Open cpuhrsch opened 1 month ago
Is the LLaMA3 benchmark currently working at your end with Weight-only Quantization using torch.compile
? Thanks in advance!
suspect we can do the exact same thing for FeedFoward
How would you account for silu
here?
self.w2(F.silu(self.w1(x)) * self.w3(x))
Something like this could work:
class FusedOperation(nn.Module):
def __init__(self, input_dim, hidden_dim, output_dim):
super().__init__()
self.fused_weight = nn.Parameter(torch.randn(output_dim, input_dim * 2))
self.bias = nn.Parameter(torch.zeros(output_dim))
def forward(self, x):
# Split the fused weight into two parts
w1_w3, w2 = self.fused_weight.chunk(2, dim=1)
# Compute the fused operation
hidden = F.silu(x @ w1_w3[:, :x.size(-1)].t()) * (x @ w1_w3[:, x.size(-1):].t())
return hidden @ w2.t() + self.bias
Or do you have a simpler alternative in mind?
@sayakpaul Oh, I mean
x1, x3 = self.w13(x).split([...])
As in, just fuse w1 and w3 not all of w1, w2 and w3. Similar to how wqkv fuses wq, wk and wv, but leaves the output projections (wo) alone.
So more specifically
x1, x3 = self.w13(x).split([...])
return self.w2(F.silu(x1) * x3)
Right now
self.w2(F.silu(self.w1(x)) * self.w3(x))
will cause 3 calls to an nn.Linear, but with the above change it's 2 calls and also F.silu(x1) * x3
can become an epilogue of w13(x)
if using torch.compile.
Essentially you stack w1 and w3 horizontally like
[w1,
w3] @ x
instead of
[w1 @ x,
w3 @ x]
but you can split the result of the former (and do so without causing a copy, because striding).
For the Attention module we can concatenate the weights and do one instead of three GEMMs for the input to gain a speedup, because each GEMM will be applied to the same input.
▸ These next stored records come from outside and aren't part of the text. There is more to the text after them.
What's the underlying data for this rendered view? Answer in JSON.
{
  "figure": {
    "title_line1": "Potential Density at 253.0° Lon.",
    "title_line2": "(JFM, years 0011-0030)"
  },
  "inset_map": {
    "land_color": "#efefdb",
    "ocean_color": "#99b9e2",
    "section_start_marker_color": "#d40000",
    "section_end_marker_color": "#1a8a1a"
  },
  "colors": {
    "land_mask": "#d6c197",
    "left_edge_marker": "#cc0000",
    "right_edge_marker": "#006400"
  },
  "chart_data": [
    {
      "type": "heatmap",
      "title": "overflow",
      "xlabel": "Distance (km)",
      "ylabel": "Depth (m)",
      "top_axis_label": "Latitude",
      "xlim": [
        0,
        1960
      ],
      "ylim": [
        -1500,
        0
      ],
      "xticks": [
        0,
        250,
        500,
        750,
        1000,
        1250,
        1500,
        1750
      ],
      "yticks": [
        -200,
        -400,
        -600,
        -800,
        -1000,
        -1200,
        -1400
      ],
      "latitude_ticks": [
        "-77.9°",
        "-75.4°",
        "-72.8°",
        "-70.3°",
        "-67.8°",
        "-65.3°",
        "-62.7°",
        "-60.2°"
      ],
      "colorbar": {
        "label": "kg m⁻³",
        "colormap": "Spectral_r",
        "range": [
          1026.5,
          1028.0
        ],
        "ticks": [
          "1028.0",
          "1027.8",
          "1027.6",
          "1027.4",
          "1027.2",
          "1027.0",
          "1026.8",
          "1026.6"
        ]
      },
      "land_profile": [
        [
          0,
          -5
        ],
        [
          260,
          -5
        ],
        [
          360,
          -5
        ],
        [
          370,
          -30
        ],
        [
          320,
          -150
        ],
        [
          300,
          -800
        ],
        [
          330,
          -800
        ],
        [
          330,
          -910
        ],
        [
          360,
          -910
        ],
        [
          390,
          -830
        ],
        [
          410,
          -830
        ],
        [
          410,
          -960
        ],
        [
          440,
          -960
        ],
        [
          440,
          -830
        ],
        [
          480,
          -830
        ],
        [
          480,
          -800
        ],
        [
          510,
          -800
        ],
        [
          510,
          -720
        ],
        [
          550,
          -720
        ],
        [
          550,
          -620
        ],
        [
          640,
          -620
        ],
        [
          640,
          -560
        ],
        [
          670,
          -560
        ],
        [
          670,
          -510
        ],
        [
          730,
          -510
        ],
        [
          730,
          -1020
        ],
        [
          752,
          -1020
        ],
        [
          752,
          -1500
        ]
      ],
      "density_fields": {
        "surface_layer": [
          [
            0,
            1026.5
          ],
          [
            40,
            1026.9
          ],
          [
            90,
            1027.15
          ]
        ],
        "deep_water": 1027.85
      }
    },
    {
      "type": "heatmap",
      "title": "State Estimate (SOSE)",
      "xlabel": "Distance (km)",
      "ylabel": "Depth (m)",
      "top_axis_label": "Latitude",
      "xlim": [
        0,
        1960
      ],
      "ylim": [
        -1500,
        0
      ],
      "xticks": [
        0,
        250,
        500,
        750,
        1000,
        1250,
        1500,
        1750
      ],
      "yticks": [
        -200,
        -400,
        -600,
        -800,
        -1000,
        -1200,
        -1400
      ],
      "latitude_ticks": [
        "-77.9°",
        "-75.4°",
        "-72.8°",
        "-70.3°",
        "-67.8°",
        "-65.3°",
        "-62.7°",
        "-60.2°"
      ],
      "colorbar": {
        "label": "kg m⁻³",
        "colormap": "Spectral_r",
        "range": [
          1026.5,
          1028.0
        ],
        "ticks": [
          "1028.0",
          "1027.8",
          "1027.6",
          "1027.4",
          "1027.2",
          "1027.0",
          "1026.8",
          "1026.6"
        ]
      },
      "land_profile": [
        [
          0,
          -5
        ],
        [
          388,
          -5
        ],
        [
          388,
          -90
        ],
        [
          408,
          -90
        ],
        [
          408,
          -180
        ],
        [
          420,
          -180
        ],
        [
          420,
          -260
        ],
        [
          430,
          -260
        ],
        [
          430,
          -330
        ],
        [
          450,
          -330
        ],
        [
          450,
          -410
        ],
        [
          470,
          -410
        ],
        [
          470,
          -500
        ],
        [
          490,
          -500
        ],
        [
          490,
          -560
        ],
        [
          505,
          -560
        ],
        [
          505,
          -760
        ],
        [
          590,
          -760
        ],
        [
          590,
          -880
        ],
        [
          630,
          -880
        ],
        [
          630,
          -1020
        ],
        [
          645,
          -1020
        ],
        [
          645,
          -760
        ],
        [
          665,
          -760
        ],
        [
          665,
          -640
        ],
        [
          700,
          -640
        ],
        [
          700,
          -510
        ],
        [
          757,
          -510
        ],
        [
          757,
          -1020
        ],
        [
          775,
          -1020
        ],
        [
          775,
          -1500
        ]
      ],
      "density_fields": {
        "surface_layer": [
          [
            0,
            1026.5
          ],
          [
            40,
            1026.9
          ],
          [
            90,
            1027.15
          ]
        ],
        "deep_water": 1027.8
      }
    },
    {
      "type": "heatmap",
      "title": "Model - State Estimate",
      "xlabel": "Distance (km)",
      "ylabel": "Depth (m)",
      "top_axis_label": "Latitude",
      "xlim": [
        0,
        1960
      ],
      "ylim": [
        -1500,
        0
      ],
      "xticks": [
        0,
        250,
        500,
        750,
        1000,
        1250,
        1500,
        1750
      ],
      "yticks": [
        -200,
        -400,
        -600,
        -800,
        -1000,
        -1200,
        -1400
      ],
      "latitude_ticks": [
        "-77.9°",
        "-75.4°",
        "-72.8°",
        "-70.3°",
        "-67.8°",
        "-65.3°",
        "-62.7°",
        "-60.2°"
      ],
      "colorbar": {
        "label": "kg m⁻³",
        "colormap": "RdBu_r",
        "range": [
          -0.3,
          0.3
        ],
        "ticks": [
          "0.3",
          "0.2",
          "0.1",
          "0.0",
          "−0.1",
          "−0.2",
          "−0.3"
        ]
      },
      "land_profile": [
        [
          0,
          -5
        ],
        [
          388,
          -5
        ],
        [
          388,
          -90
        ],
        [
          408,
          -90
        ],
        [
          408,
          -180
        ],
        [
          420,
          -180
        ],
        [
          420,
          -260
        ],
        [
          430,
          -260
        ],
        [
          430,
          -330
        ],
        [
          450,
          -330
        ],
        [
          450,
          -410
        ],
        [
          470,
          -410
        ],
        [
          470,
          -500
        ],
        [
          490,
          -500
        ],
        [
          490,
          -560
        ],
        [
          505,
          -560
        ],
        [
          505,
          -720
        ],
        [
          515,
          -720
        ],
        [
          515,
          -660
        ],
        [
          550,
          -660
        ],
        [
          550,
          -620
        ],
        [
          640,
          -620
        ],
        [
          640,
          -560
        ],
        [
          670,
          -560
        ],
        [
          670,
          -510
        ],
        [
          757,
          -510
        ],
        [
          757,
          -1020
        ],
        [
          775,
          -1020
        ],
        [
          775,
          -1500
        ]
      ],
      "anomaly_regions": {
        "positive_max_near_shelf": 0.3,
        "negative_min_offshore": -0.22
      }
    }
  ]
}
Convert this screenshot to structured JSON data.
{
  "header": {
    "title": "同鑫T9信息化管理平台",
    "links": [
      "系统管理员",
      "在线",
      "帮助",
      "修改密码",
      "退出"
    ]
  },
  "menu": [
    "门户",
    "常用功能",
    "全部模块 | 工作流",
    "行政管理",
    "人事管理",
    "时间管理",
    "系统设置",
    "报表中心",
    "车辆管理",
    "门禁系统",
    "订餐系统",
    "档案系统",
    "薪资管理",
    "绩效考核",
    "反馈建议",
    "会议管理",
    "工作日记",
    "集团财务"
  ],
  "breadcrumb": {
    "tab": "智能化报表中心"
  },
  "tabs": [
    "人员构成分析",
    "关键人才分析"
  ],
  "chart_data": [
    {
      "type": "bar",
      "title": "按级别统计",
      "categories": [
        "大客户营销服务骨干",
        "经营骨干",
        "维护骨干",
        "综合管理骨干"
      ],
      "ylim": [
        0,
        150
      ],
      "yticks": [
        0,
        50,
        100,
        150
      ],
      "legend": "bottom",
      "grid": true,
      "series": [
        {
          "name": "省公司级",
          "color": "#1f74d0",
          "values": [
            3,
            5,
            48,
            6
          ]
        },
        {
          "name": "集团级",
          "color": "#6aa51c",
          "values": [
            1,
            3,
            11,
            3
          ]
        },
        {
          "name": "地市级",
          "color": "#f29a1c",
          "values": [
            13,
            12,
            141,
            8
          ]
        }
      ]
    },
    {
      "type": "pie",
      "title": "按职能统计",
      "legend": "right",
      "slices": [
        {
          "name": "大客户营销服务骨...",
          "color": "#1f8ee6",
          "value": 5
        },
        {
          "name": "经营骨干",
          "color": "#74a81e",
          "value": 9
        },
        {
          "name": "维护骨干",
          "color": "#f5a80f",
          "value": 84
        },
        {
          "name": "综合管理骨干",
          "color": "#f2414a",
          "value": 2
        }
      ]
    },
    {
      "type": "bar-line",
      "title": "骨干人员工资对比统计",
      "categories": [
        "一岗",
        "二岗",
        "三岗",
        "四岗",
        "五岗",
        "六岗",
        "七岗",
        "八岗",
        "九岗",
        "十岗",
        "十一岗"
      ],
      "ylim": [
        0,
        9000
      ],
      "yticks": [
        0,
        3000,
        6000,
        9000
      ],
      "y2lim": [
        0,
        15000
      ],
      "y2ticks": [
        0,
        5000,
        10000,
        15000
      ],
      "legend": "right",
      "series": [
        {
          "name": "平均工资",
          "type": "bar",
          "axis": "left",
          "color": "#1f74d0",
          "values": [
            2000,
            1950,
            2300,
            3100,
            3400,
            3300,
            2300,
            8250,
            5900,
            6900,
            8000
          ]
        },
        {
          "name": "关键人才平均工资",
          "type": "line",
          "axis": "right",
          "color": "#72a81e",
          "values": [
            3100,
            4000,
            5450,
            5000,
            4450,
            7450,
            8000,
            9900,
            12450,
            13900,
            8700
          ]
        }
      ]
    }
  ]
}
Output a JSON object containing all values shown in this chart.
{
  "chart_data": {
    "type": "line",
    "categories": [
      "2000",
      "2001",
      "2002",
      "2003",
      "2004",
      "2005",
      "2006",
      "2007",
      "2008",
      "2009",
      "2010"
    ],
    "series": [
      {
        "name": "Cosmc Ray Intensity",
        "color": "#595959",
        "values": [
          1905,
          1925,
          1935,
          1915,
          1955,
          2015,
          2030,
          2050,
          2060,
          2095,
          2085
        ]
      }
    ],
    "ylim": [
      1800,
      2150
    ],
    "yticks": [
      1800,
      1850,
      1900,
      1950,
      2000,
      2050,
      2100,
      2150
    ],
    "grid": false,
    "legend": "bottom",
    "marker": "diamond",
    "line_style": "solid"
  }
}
https://github.com/pytorch/ao/blob/22d6f97d8584dd14ac5d0c5bc4ddad9bf33553fe/torchao/_models/llama/model.py#L220-L225 and https://github.com/pytorch/ao/blob/22d6f97d8584dd14ac5d0c5bc4ddad9bf33553fe/torchao/_models/llama/model.py#L230-L231
I suspect we can do the exact same thing for FeedFoward
https://github.com/pytorch/ao/blob/22d6f97d8584dd14ac5d0c5bc4ddad9bf33553fe/torchao/_models/llama/model.py#L262-L263
Task: Implement the above trick and rerun the benchmarks to show gains. If you don't have access to an A100, another (ideally similar) GPU is fine too as a proxy. Also, if you can, try to confirm via a trace that indeed two GEMMs have been turned into one.